Praticò la respirazione bocca a bocca ed il massaggio cardiaco per diversi minuti, apparentemente senza ottenere alcun risultato concreto. Amir lo abbracciò forte come se fosse stata l’ultima volta e, commosso per la tragica perdita, gli sussurrò all’orecchio: “ È colpa mia… è colpa mia fratello… perdonami ”.
Colpito dall’attaccamento e dall’amore fraterno del principe, il dottore volle fare un ultimo ed estremo tentativo. Lo girò delicatamente su di un lato e lo colpì ripetutamente alla schiena, all’altezza dei polmoni, con dei poderosi schiaffi.
Akhmed, come se fosse stato morso da una tarantola, iniziò a dimenarsi convulsamente e cominciò a sputare acqua di mare, così tanta da poterne riempire un secchio intero.
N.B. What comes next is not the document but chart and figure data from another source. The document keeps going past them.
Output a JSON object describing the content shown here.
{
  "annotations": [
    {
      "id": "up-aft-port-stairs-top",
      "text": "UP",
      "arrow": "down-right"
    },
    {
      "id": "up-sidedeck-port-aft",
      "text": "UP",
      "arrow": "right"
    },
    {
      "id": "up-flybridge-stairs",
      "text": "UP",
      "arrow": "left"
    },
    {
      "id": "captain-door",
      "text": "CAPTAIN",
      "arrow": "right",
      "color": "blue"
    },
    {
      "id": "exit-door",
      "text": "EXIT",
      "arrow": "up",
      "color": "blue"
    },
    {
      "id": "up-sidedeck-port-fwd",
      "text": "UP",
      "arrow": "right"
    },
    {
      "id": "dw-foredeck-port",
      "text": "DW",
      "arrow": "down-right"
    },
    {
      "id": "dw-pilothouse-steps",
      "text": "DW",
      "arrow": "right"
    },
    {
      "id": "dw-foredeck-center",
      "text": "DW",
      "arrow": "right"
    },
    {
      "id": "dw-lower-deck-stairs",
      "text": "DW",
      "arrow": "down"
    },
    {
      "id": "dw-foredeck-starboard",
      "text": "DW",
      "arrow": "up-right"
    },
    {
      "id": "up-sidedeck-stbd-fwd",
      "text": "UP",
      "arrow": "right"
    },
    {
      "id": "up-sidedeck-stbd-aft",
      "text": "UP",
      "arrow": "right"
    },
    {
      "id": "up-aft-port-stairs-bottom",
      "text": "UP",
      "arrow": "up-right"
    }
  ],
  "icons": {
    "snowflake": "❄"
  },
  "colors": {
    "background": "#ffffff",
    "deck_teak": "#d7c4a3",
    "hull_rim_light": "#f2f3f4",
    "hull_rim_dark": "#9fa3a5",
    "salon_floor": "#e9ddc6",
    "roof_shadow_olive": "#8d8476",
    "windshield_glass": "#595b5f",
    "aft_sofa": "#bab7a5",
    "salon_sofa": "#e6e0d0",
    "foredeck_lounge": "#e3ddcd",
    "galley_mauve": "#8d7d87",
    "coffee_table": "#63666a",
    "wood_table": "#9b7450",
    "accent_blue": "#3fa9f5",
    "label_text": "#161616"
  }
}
Amir, immobile, strabuzzò gli occhi e fissò quell’incredibile scena. Come per magia il suo amato fratellino era ritornato dall’aldilà e, senza alcuna vergogna, scoppiò in un pianto liberatorio.
Ben presto la gioia s’impossesso dell’intero equipaggio che si lasciò andare in canti e balli frenetici.
Il capitano di vascello Abdul-Lateef, di solito sempre impeccabile nella sua uniforme bianca, si unì alla ciurma ed iniziò a danzare e abbracciare chiunque gli capitasse vicino. Era ben consapevole di aver evitato una sicura fucilazione. Adesso, probabilmente, lo attendevano una promozione, con relativa medaglia, e un consistente premio in denaro.